It makes us uneasy, that parade or whatever it is. Just 30 or so of them in the dirty noon sun, but their shirts are so brightly colored; there’s even a handful of children, and several banners and—what’s that word for those things we used to fly with string?
Some of them carry clusters of yellow flowers, there’s a child with a flower snaked behind his ear, those shirts are positively illegal in their brightness.
We wonder where they live, and where they dare hang their laundry, and where they got flowers.
“What do their banners say?” My Beloved Tortoise asks from her chair in the depths of the apartment. Nowadays she never comes onto the “balcony” (some might protest the use of such an elegant word for such a seemingly meager, unfriendly place).
So when I say the parade makes us uneasy, it is only I who have seen it, and primarily My Beloved Tortoise who has been made to feel uneasy.
“You’ve misunderstood,” I explain. “It’s a joyous scene.”
“I said, What do their banners say?” she demands.
Well, they’re six stories below, and already they’re halfway down the block, and months ago my glasses fell off the balcony and shattered.
“LET’S GO FLY A KITE,” I tell her.
“Kite, kite, kite,” she echoes, but it sounds to me like an expression of grief.
That night, during dinner, rice crackers with plastic cheese, we hear a scream. A woman’s scream: razor on wrist, that scream.
“Where’s that coming from?” I half scream myself.
“Where’s what coming from?” My Beloved Tortoise says tranquilly.
We continue eating as though nothing has happened.
“It’s not only your eyes,” she mutters before we fall asleep. “Your ears, they’re terrible too.”
* * *
The next day, here they come again, reduced somewhat in number but strolling down the sidewalk at the hottest, dirtiest time of day, wearing their dangerous T-shirts. I squint, sip brownish tap water.
Now they also carry miniature aeroplanes, resplendent things that force one’s thoughts toward projects completed with one’s grandfather in an era when the centuries were counted differently; a hillside, a gleaming green gift.
“Stop it,” My Beloved Tortoise commands from the interior, her face striped with shadows of window bars. Does she want me to stop looking, or to stop drinking tap water, or to stop thinking these thoughts?
I crane myself farther and sacrifice myself to the colors of the parade, the glitter, and the children.
* * *
“Seriously,” I say to My Beloved Tortoise that night, “are we the kind of people who don’t do anything when we hear a bloodcurdling scream during dinner?”
Therein ensues a terrific fight, a fight that consists primarily of my telling her how frigid she is and her coldly telling me to shut up before the Super Super shows up.
It feels good to fight.
She chides me for my tendency toward irrational jolliness. “My Malevolent Tortoise!” I counterattack, but at that we titter.
“It’s just that I’m cold-blooded,” My Malevolent Tortoise lies, after the dust settles.
* * *
It’s bad, what they’re doing, these people parading down the street; I can’t disagree with her there. They’re feeding impossible desires.

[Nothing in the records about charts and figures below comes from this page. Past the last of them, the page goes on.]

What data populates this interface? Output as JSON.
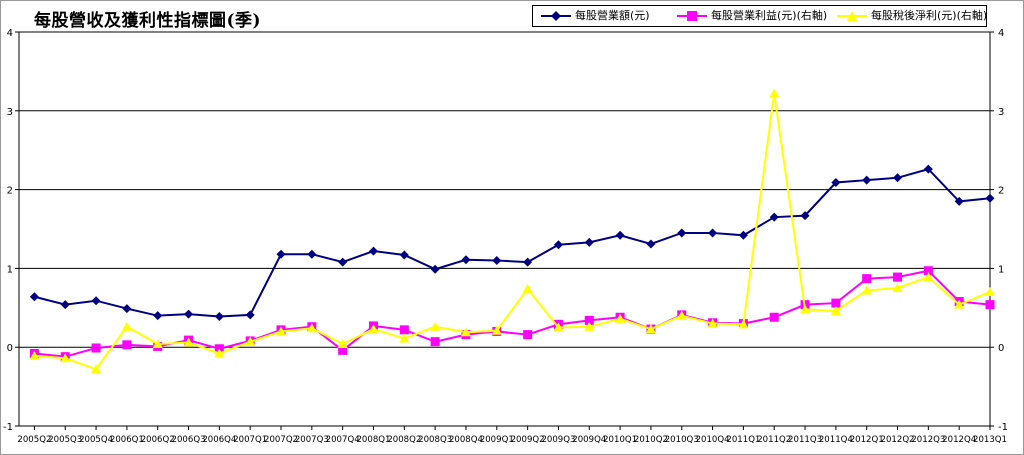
{
  "chart_data": {
    "type": "line",
    "title": "每股營收及獲利性指標圖(季)",
    "categories": [
      "2005Q2",
      "2005Q3",
      "2005Q4",
      "2006Q1",
      "2006Q2",
      "2006Q3",
      "2006Q4",
      "2007Q1",
      "2007Q2",
      "2007Q3",
      "2007Q4",
      "2008Q1",
      "2008Q2",
      "2008Q3",
      "2008Q4",
      "2009Q1",
      "2009Q2",
      "2009Q3",
      "2009Q4",
      "2010Q1",
      "2010Q2",
      "2010Q3",
      "2010Q4",
      "2011Q1",
      "2011Q2",
      "2011Q3",
      "2011Q4",
      "2012Q1",
      "2012Q2",
      "2012Q3",
      "2012Q4",
      "2013Q1"
    ],
    "ylim": [
      -1,
      4
    ],
    "y2lim": [
      -1,
      4
    ],
    "yticks": [
      "-1",
      "0",
      "1",
      "2",
      "3",
      "4"
    ],
    "y2ticks": [
      "-1",
      "0",
      "1",
      "2",
      "3",
      "4"
    ],
    "grid": true,
    "legend_position": "top-right",
    "series": [
      {
        "name": "每股營業額(元)",
        "color": "#000080",
        "marker": "diamond",
        "axis": "left",
        "values": [
          0.64,
          0.54,
          0.59,
          0.49,
          0.4,
          0.42,
          0.39,
          0.41,
          1.18,
          1.18,
          1.08,
          1.22,
          1.17,
          0.99,
          1.11,
          1.1,
          1.08,
          1.3,
          1.33,
          1.42,
          1.31,
          1.45,
          1.45,
          1.42,
          1.65,
          1.67,
          2.09,
          2.12,
          2.15,
          2.26,
          1.85,
          1.89
        ]
      },
      {
        "name": "每股營業利益(元)(右軸)",
        "color": "#ff00ff",
        "marker": "square",
        "axis": "right",
        "values": [
          -0.08,
          -0.12,
          -0.01,
          0.03,
          0.01,
          0.09,
          -0.02,
          0.08,
          0.22,
          0.26,
          -0.04,
          0.27,
          0.22,
          0.07,
          0.16,
          0.2,
          0.16,
          0.29,
          0.34,
          0.38,
          0.23,
          0.41,
          0.31,
          0.3,
          0.38,
          0.54,
          0.56,
          0.87,
          0.89,
          0.97,
          0.58,
          0.54
        ]
      },
      {
        "name": "每股稅後淨利(元)(右軸)",
        "color": "#ffff00",
        "marker": "triangle",
        "axis": "right",
        "values": [
          -0.11,
          -0.14,
          -0.28,
          0.26,
          0.04,
          0.06,
          -0.08,
          0.07,
          0.2,
          0.24,
          0.04,
          0.23,
          0.11,
          0.26,
          0.19,
          0.21,
          0.74,
          0.25,
          0.26,
          0.36,
          0.23,
          0.4,
          0.3,
          0.29,
          3.22,
          0.48,
          0.46,
          0.72,
          0.75,
          0.89,
          0.54,
          0.7
        ]
      }
    ]
  }
}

“Where did they get all those bright colors, and all those children?” I say on the third day. “They don’t look rich. Their hair is messy.”
My Malevolent Tortoise is weepy today. I haven’t seen her weepy in ages. A time came when there was no option but to behave a certain way, stick to certain emotions, stay inside, and drink bottled water.
“Please, stop calling me Malevolent,” she says, her voice a miserable little curl. “It was funny last night, but today …”
“Today what?” I insist. Can you blame me for taking pleasure in the sight of something other than tranquility on her face?
Below, the parade is smaller than ever. But they’ve got more aeroplanes than before.
When I remark on this, My Malevolent Tortoise says: “Show me.”
WHAT! I have to stop myself from shouting. I run inside and carry her out and we peer between the slats.
“Liar,” she says.
“Liar who?” It’s exceeding my expectations, to have her out here with me.
“Their banners are blank,” she says, “and their T-shirts are gray.”
“So what,” I say, “So I have bad vision. So I’m colorblind. But they have kids, don’t they? Don’t they have aeroplanes, and flowers?”
“Okay, okay, okay, yes,” My Beloved Tortoise weeps.
She cranes her neck upward; from here you can see thousands of apartments, laundry hanging from windows.
“Hey,” she cries out, pointing at distant laundry. “I think I see a green T-shirt!”
I remember the seashore, a hat with a peacock feather, a pointed finger.
We never did claim to be brave. We never did try. We just rolled ourselves into ourselves.
* * *
In the end what matters is the person who passes you a glass of water when you wake thirsty at 2:18 AM.
“Thank you,” I tell her.
“I heard it,” she says.
The night is tight with silence. We shouldn’t be talking.
“I heard that scream,” she says.
We shouldn’t make love. We shouldn’t do anything.
When I wake at daybreak, I’m holding something warm and strange in my right hand, something at once smooth and misshapen. A hovering second of nonrecognition. I’ve never before held her elbow in this particular way.